La genèse de cette loi ne se trouve
nullement dans le bureau de la Ministre
du travail, ni même dans celui du
Premier-ministre, même s’il est avéré
que la rédaction concrète du texte a
bien eu son origine chez les
collaborateurs de Manuel Valls.
L’origine de cette loi se trouve à
Bruxelles, à la Commission Européenne[1].

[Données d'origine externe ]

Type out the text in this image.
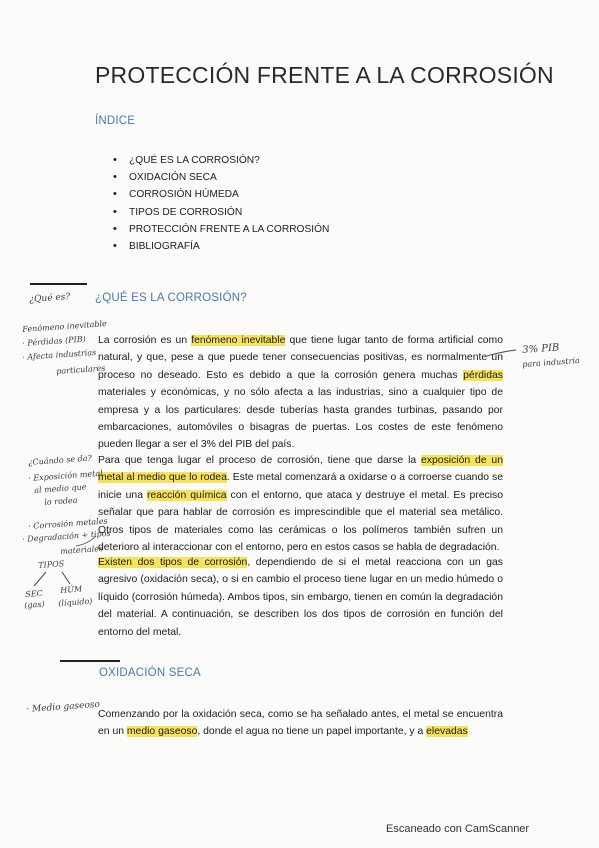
PROTECCIÓN FRENTE A LA CORROSIÓN
ÍNDICE
• ¿QUÉ ES LA CORROSIÓN?
• OXIDACIÓN SECA
• CORROSIÓN HÚMEDA
• TIPOS DE CORROSIÓN
• PROTECCIÓN FRENTE A LA CORROSIÓN
• BIBLIOGRAFÍA
¿QUÉ ES LA CORROSIÓN?
La corrosión es un fenómeno inevitable que tiene lugar tanto de forma artificial como natural, y que, pese a que puede tener consecuencias positivas, es normalmente un proceso no deseado. Esto es debido a que la corrosión genera muchas pérdidas materiales y económicas, y no sólo afecta a las industrias, sino a cualquier tipo de empresa y a los particulares: desde tuberías hasta grandes turbinas, pasando por embarcaciones, automóviles o bisagras de puertas. Los costes de este fenómeno pueden llegar a ser el 3% del PIB del país.
Para que tenga lugar el proceso de corrosión, tiene que darse la exposición de un metal al medio que lo rodea. Este metal comenzará a oxidarse o a corroerse cuando se inicie una reacción química con el entorno, que ataca y destruye el metal. Es preciso señalar que para hablar de corrosión es imprescindible que el material sea metálico. Otros tipos de materiales como las cerámicas o los polímeros también sufren un deterioro al interaccionar con el entorno, pero en estos casos se habla de degradación.
Existen dos tipos de corrosión, dependiendo de si el metal reacciona con un gas agresivo (oxidación seca), o si en cambio el proceso tiene lugar en un medio húmedo o líquido (corrosión húmeda). Ambos tipos, sin embargo, tienen en común la degradación del material. A continuación, se describen los dos tipos de corrosión en función del entorno del metal.
OXIDACIÓN SECA
Comenzando por la oxidación seca, como se ha señalado antes, el metal se encuentra en un medio gaseoso, donde el agua no tiene un papel importante, y a elevadas
¿Qué es?
Fenómeno inevitable
· Pérdidas (PIB)
· Afecta industrias
particulares
3% PIB
para industria
¿Cuándo se da?
· Exposición metal
al medio que
lo rodea
· Corrosión metales
· Degradación + tipos
materiales
TIPOS
SEC
(gas)
HÚM
(líquido)
· Medio gaseoso
Escaneado con CamScanner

Précisément, le contenu de cette loi est
la traduction logique des
engagements pris par le Président,
François Hollande et par le
gouvernement, tant envers la Commission
qu’envers l’Eurogroupe. Et c’est là la
raison pour laquelle un recul du
gouvernement, sans être impossible – et
il faut tout faire le 31 mars pour qu’il
en soit ainsi – reste néanmoins très peu
probable. En effet, ce recul
décrédibiliserait le gouvernement devant
ses partenaires européens. Il placerait
la France dans la situation, de fait, de
l’homme malade de la zone Euro,
ce qui représente un enjeu nettement
plus important que la Grèce, voire
l’Italie.
La logique de la zone Euro veut que
les pays membres, faute d’un mécanisme
de péréquation budgétaire qui n’est à
l’évidence pas possible de mettre en
œuvre à court, voir à moyen, terme,
n’ont d’autres issues que de s’engager
dans une course effrénée au « moins
disant, moins coûtant » dans le domaine
social. C’est là qu’il faut voir
l’origine fondamentale de la Loi « El
Khomri ». Ces mesures ont déjà été
prises en Allemagne, qui possède le
nombre le plus important de
travailleurs pauvres à la suite de
cela en Europe, puis en Espagne, en
Italie, et bien entendu en Grèce et au
Portugal. A l’évidence, le tour de la
France est venu. Mais, il est illusoire
de croire que ces réformes suffiront.
D’autres seront prises dans les autres
pays, et nous serons obligés de rajouter
de la misère à la misère. Telle est la
logique des différentes mesures
organisant le fonctionnement de la zone
Euro[2],
du pacte initial[3]
au TSCG[4].
Or, nous ne connaissons que trop
l’engagement de François Hollande envers
la « cause européenne », engagement qui
a pris l’aspect d’une idéologie, voire
d’une foi religieuse, et non d’un choix
raisonnable, qu’il serait possible de
soumettre à critique et révision. Ce
choix l’entraîne toujours plus loin dans
le renoncement en matières économiques
et sociales, dans la soumission
vis-à-vis des institutions bruxelloises,
et par là, indirectement mais fort
surement, à l’Allemagne et aux
Etats-Unis. Il doit se persuader, et
persuader les autres bien entendu, que
toute remise en cause de ce « choix »
engendrerait des catastrophes
épouvantables. Pourtant, ces
catastrophes surviennent maintenant ; la
loi « El Khomri » en est un exemple.
L’enjeu
politique français
Mais, le recul est aussi rendu très
difficile en raison des projets
politiques de François Hollande. Il est
clair qu’il cherche à se mettre en
position de se faire réélire. Pour ce
faire, il doit absolument se qualifier
pour le second tour de l’élection
présidentielle où il espère affronter
Marine le Pen. Mais, cette qualification
est loin d’être acquise actuellement. La
stratégie de François Hollande est
d’occuper l’espace au centre, en
comptant sur la « discipline » des
électeurs de « gauche » pour faire
l’appoint. Ce qui implique de mettre en
œuvre un programme économique libéral
qui satisfasse le centre-droit, mais
sans s’aliéner les électeurs de
« gauche ». C’est cette stratégie qui
est aujourd’hui mise en péril par la
mobilisation contre la loi « El Khomri ».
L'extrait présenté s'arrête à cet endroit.